Rights are handled on behalf of Editions Gallimard
Rights sold to: France – Gallimard, Norway – Aschehoug, Russia - EKSMO, Spain – Automatica, Turkey – Dogan, UK/US – Dedalus (as The Zero Train)
Russian Booker prize nominee
"The Zero Train is an imaginative exploration of Soviet history that stands on its own literary achievements. Oliver Ready's translation conveys with a sure hand the power and grace of Buida's supple prose. His style is at once lyrical and shocking. The norms of Socialist Realism -- prominent in the cultural hinterland that such translations expose to our view -- are manipulated with an angry bravado in this violent elegy for Ivan Ardabyev." - Times Literary Supplement
"The Zero Train by Yuri Buida is the most remarkable book I've read this year." - Helen Dunmore, The Observer (25/11/2001)

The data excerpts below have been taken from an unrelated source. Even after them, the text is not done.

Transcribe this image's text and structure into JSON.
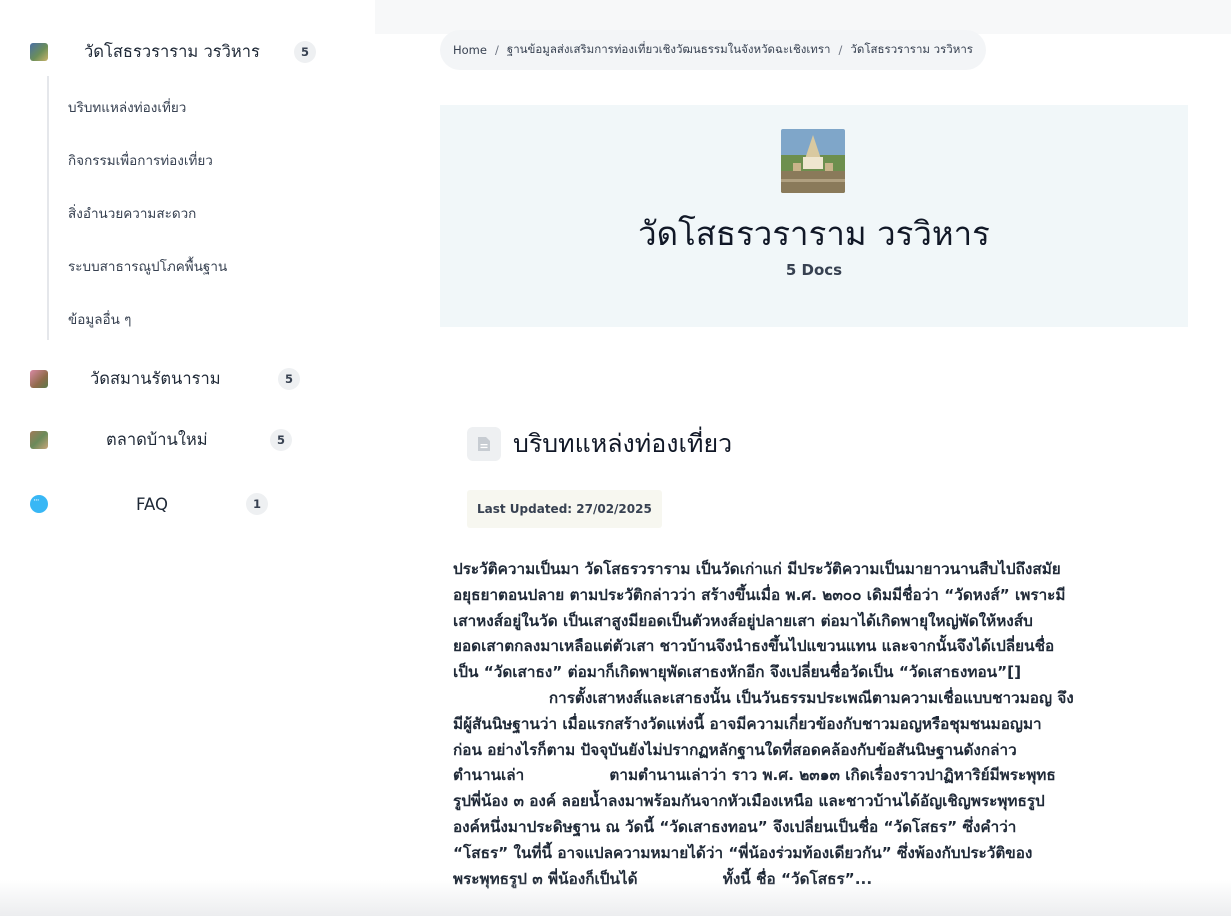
{
  "sidebar": {
    "docs": [
      {
        "title": "วัดโสธรวราราม วรวิหาร",
        "count": "5",
        "thumb_color": "#6b8e5a"
      },
      {
        "title": "วัดสมานรัตนาราม",
        "count": "5",
        "thumb_color": "#c46a8a"
      },
      {
        "title": "ตลาดบ้านใหม่",
        "count": "5",
        "thumb_color": "#8a6a4a"
      },
      {
        "title": "FAQ",
        "count": "1",
        "thumb_color": "#38b7f5"
      }
    ],
    "subitems": [
      "บริบทแหล่งท่องเที่ยว",
      "กิจกรรมเพื่อการท่องเที่ยว",
      "สิ่งอำนวยความสะดวก",
      "ระบบสาธารณูปโภคพื้นฐาน",
      "ข้อมูลอื่น ๆ"
    ]
  },
  "breadcrumb": {
    "home": "Home",
    "sep1": "/",
    "parent": "ฐานข้อมูลส่งเสริมการท่องเที่ยวเชิงวัฒนธรรมในจังหวัดฉะเชิงเทรา",
    "sep2": "/",
    "current": "วัดโสธรวราราม วรวิหาร"
  },
  "hero": {
    "title": "วัดโสธรวราราม วรวิหาร",
    "count": "5 Docs"
  },
  "section": {
    "title": "บริบทแหล่งท่องเที่ยว",
    "updated": "Last Updated: 27/02/2025",
    "lines": [
      "ประวัติความเป็นมา วัดโสธรวราราม เป็นวัดเก่าแก่ มีประวัติความเป็นมายาวนานสืบไปถึงสมัย",
      "อยุธยาตอนปลาย ตามประวัติกล่าวว่า สร้างขึ้นเมื่อ พ.ศ. ๒๓๐๐ เดิมมีชื่อว่า “วัดหงส์” เพราะมี",
      "เสาหงส์อยู่ในวัด เป็นเสาสูงมียอดเป็นตัวหงส์อยู่ปลายเสา ต่อมาได้เกิดพายุใหญ่พัดให้หงส์บ",
      "ยอดเสาตกลงมาเหลือแต่ตัวเสา ชาวบ้านจึงนำธงขึ้นไปแขวนแทน และจากนั้นจึงได้เปลี่ยนชื่อ",
      "เป็น “วัดเสาธง” ต่อมาก็เกิดพายุพัดเสาธงหักอีก จึงเปลี่ยนชื่อวัดเป็น “วัดเสาธงทอน”[]",
      "                  การตั้งเสาหงส์และเสาธงนั้น เป็นวันธรรมประเพณีตามความเชื่อแบบชาวมอญ จึง",
      "มีผู้สันนิษฐานว่า เมื่อแรกสร้างวัดแห่งนี้ อาจมีความเกี่ยวข้องกับชาวมอญหรือชุมชนมอญมา",
      "ก่อน อย่างไรก็ตาม ปัจจุบันยังไม่ปรากฏหลักฐานใดที่สอดคล้องกับข้อสันนิษฐานดังกล่าว",
      "ตำนานเล่า                ตามตำนานเล่าว่า ราว พ.ศ. ๒๓๑๓ เกิดเรื่องราวปาฏิหาริย์มีพระพุทธ",
      "รูปพี่น้อง ๓ องค์ ลอยน้ำลงมาพร้อมกันจากหัวเมืองเหนือ และชาวบ้านได้อัญเชิญพระพุทธรูป",
      "องค์หนึ่งมาประดิษฐาน ณ วัดนี้ “วัดเสาธงทอน” จึงเปลี่ยนเป็นชื่อ “วัดโสธร” ซึ่งคำว่า",
      "“โสธร” ในที่นี้ อาจแปลความหมายได้ว่า “พี่น้องร่วมท้องเดียวกัน” ซึ่งพ้องกับประวัติของ",
      "พระพุทธรูป ๓ พี่น้องก็เป็นได้                ทั้งนี้ ชื่อ “วัดโสธร”..."
    ]
  }
}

The action in this novel takes place in a remote train station in the far reaches of Russia. It relates the life of the inhabitants who watch each night the passing of a train bound for some mysterious destination... A lot of comparisons have been made to try to capture the essence of this short novel – Kafkaesque, Beckett with trains, you get the picture. And whilst these may be true to a degree, it is only a small degree. Buida has his own voice and his own approach. Indeed, like all good writers he has subverted everything without once straying from a path which anyone can follow. Most importantly, he has taken what many term Socialist Realism and used it to cast a blisteringly clear light on Stalinist Russia. That this would call to mind both Kafka and Beckett (and many more beside) is inevitable.
If that is his style, his subject is both simple and infinitely expressive, with a life beyond the episodic tale. A railway line is built along which travels the Zero Train. At intervals along the track there are stations and sidings, workshops, and all the life that is lived by those who maintain all these facilities. We are given glimpses into the long, bleak, and brutal life of one such place. It encapsulates the Stalinist era, but it also lays wide open the human condition. Those who arrive at the beginning, young, with hope, are ground down through the years. Those that survive are little more than that. Survivors. Their lives have been devoted to the Zero Train, the purpose of which is a mystery. When the train goes, they must go as well. The whole book is a surreal tour de force. It sounds grim, and the realism spares no sensibilities, but at the same time it is a poetic work, and a paean to those whose whole lives were lived with the heel of the boot on their faces.